Qualche giorno dopo padre Gael, passò a trovarla, come faceva appena le gambe glielo permettevano: entrò usando le chiavi che lei gli aveva dato tempo addietro e per la prima volta trovò le porte delle stanze spalancate.
Rimase esterrefatto: a parte le due o tre stanze in cui Magda si era ritirata, le altre erano desolatamente vuote, velate dalle ragnatele. Niente più mobili di pregio né tappeti; quadri e porcellane erano spariti, così come la collezione di libri del padre di Magda; le tende di pizzo, impolverate, nascondevano al mondo il nulla di quelle stanze. Poche lampade, nude e inquietanti, rendevano ancora più cupa l’atmosfera.
Con uno strano presentimento nel cuore, il vecchio prete salì faticosamente in soffitta e trovò Magda nella stanza di Jean, distesa sul letto, vestita con un vecchio abito da sera e truccata maldestramente. Quando si accorse della presenza di Gael, gli sorrise:
«Sei arrivato in tempo.»
Gli porse una busta, poi, con un ultimo battito di ciglia, salutò Jean, seduto su una poltrona.
Mummificato, con un coltello piantato nel cuore.
“Perdono, Gael, per i miei peccati.
Ho odiato e smesso di perdonare. Ho ucciso Jean.
Dieci anni fa, in una notte fredda e tempestosa, come nei romanzi, bussò alla porta, fradicio, pallido, certo che sarebbe stato perdonato ancora una volta.
Si sbagliava. Tanto lo avevo amato, tanto lo odiavo per avermi tradita, abbandonata. Umiliata. L’ho ucciso, ma non subito, solo quando cominciò a farmi pena per com’era ridotto. Ma non fu per pietà: avevo solo trovato finalmente il coraggio. L’ho lasciato lì, tanto in soffitta non saliva più nessuno. Ho mentito a te e ad altre persone, fingendo talvolta di essere Jean, solo in giardino, voi davanti al cancello e io travisata da “Le mimò”. Sono stata brava, vero?
Mi spiace di non averti potuto dare più nulla ultimamente per i bambini dell’Ospedale: per sopravvivere ho dovuto svendere tutto, poco per volta. E tu lo sapevi. La casa però no, è tua. Saprai farne buon uso. Magda.”

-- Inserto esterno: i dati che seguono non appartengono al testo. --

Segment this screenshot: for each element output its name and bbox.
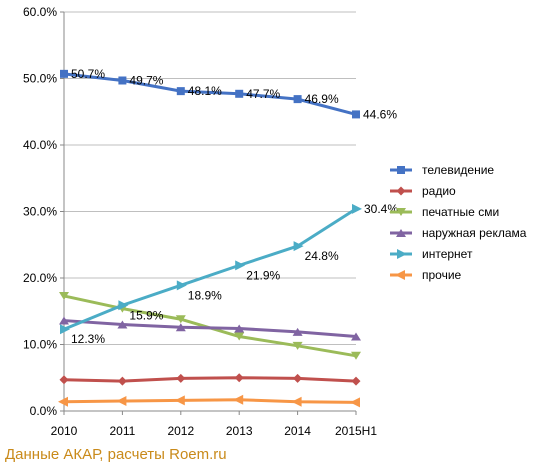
legend-marker [396, 208, 406, 216]
series-1 [60, 69, 360, 119]
data-point [175, 315, 186, 324]
legend-label: интернет [422, 247, 473, 261]
data-point [117, 320, 128, 329]
legend-item: радио [390, 184, 456, 198]
legend-marker [397, 166, 405, 174]
data-point [176, 87, 185, 96]
series-line [63, 319, 357, 339]
y-axis-ticks: 0.0% 10.0% 20.0% 30.0% 40.0% 50.0% 60.0% [23, 5, 64, 418]
series-5 [60, 203, 362, 335]
data-point [235, 260, 246, 271]
data-point [59, 316, 69, 325]
legend-item: печатные сми [390, 205, 499, 219]
y-tick-label: 0.0% [30, 404, 58, 418]
data-point [293, 241, 304, 252]
data-point [292, 327, 303, 336]
data-point [351, 351, 361, 360]
series-2 [59, 373, 361, 386]
series-4 [59, 316, 361, 341]
data-point [293, 95, 302, 104]
legend-marker [397, 249, 407, 259]
legend-item: телевидение [390, 163, 494, 177]
data-point [233, 394, 244, 405]
legend-label: наружная реклама [422, 226, 527, 240]
legend-marker [396, 229, 406, 237]
x-axis-ticks: 2010 2011 2012 2013 2014 2015H1 [51, 411, 377, 438]
data-point [117, 376, 127, 386]
data-label: 46.9% [305, 92, 339, 106]
data-label: 12.3% [71, 332, 105, 346]
data-point [174, 395, 185, 406]
data-point [234, 332, 245, 341]
data-point [60, 69, 68, 78]
y-tick-label: 60.0% [23, 5, 57, 19]
data-label: 30.4% [364, 202, 398, 216]
legend: телевидение радио печатные сми наружная рек… [390, 163, 527, 282]
data-label: 49.7% [129, 73, 163, 87]
data-point [175, 323, 186, 332]
series-group [58, 69, 362, 408]
x-tick-label: 2010 [51, 424, 78, 438]
x-tick-label: 2014 [284, 424, 311, 438]
y-tick-label: 20.0% [23, 271, 57, 285]
legend-item: наружная реклама [390, 226, 527, 240]
x-tick-label: 2011 [109, 424, 135, 438]
y-tick-label: 50.0% [23, 72, 57, 86]
data-label: 47.7% [246, 87, 280, 101]
data-point [292, 341, 303, 350]
line-chart: 0.0%10.0%20.0%30.0%40.0%50.0%60.0% 2010 2… [23, 5, 527, 438]
data-point [351, 332, 361, 341]
series-line [63, 398, 357, 404]
data-point [293, 373, 303, 383]
data-point [59, 291, 69, 300]
data-point [118, 76, 127, 85]
data-point [352, 110, 360, 119]
source-note: Данные АКАР, расчеты Roem.ru [5, 446, 227, 463]
legend-label: печатные сми [422, 205, 499, 219]
legend-item: интернет [390, 247, 473, 261]
x-tick-label: 2015H1 [335, 424, 377, 438]
data-point [176, 373, 186, 383]
series-line [63, 294, 357, 358]
data-point [118, 300, 129, 311]
series-6 [58, 394, 360, 408]
legend-item: прочие [390, 268, 462, 282]
data-point [352, 203, 362, 214]
data-point [60, 324, 70, 335]
data-label: 15.9% [129, 308, 163, 322]
legend-label: телевидение [422, 163, 494, 177]
data-label: 44.6% [363, 107, 397, 121]
x-tick-label: 2012 [167, 424, 194, 438]
data-point [58, 396, 68, 407]
data-point [116, 396, 127, 407]
legend-marker [395, 270, 405, 280]
series-line [63, 207, 357, 331]
y-tick-label: 10.0% [23, 338, 57, 352]
data-labels: 50.7% 49.7% 48.1% 47.7% 46.9% 44.6% 12.3% 15.9%… [71, 67, 398, 346]
series-line [63, 376, 357, 383]
data-label: 18.9% [188, 288, 222, 302]
data-point [351, 376, 361, 386]
y-tick-label: 40.0% [23, 138, 57, 152]
data-label: 48.1% [188, 84, 222, 98]
legend-label: радио [422, 184, 456, 198]
series-line [63, 72, 357, 116]
data-point [234, 324, 245, 333]
data-point [234, 373, 244, 383]
data-point [291, 396, 302, 407]
legend-label: прочие [422, 268, 462, 282]
data-point [235, 89, 244, 98]
data-point [350, 397, 360, 408]
data-label: 24.8% [305, 249, 339, 263]
data-label: 50.7% [71, 67, 105, 81]
data-point [176, 280, 187, 291]
data-label: 21.9% [246, 268, 280, 282]
legend-marker [396, 186, 406, 196]
data-point [59, 375, 69, 385]
x-tick-label: 2013 [226, 424, 253, 438]
y-tick-label: 30.0% [23, 205, 57, 219]
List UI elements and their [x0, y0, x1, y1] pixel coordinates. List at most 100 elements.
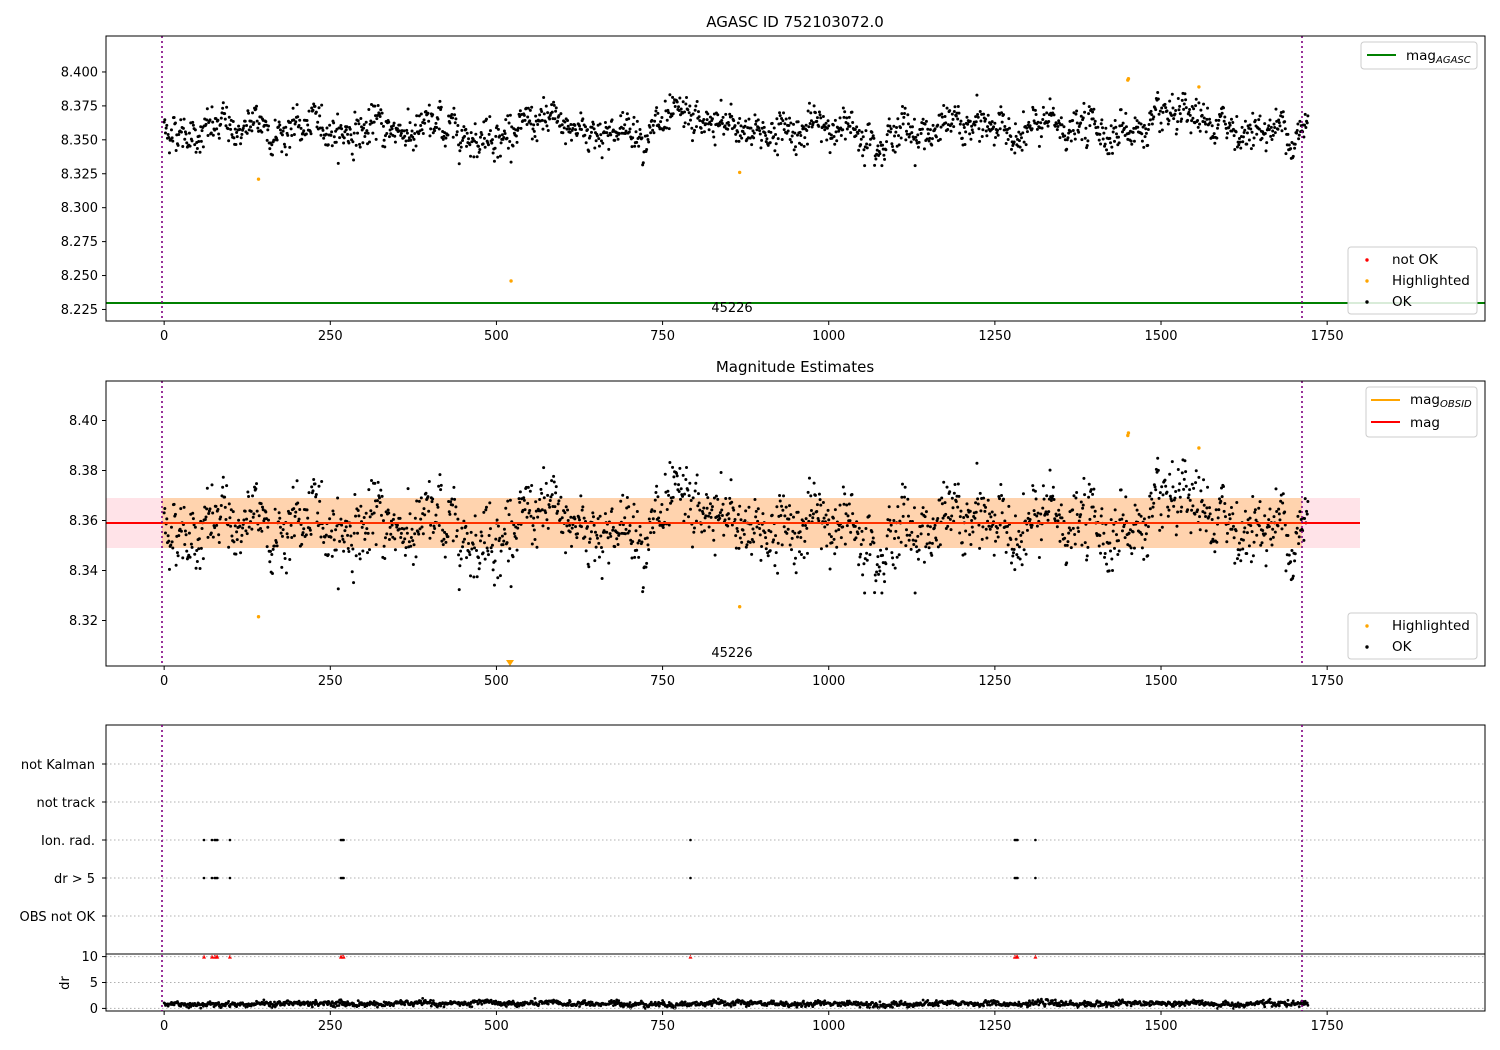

Jean era morto in quella soffitta: una pugnalata al cuore. Un ultimo battito di ciglia per vedere il volto stravolto della moglie. Per mesi la soffitta era rimasta chiusa a chiave, le finestre aperte per disperdere l’odore di morte. La donna a ore si occupava solo delle poche stanze occupate, a pianterreno.
Quando l’odore sparì, magda cominciò ad andare quasi ogni giorno in quella soffitta: parlava per ore e ore con Jean, gli mostrava le cose che aveva conservato, poi bruciava lettere, fotografie e documenti e ne raccoglieva le ceneri in un sacchetto di tela.
Avrebbe voluto bruciare anche Jean, ma non sapeva come fare.
Il suo mondo era diventato il palcoscenico da cui lui l’aveva esclusa, dove le era sempre più difficile distinguere la realtà dal copione.
Quando non ci fu più nulla da bruciare, bruciò sé stessa, mangiando quando si ricordava, buttando le medicine. Le ultime energie le aveva spese per trascinarsi in quella soffitta.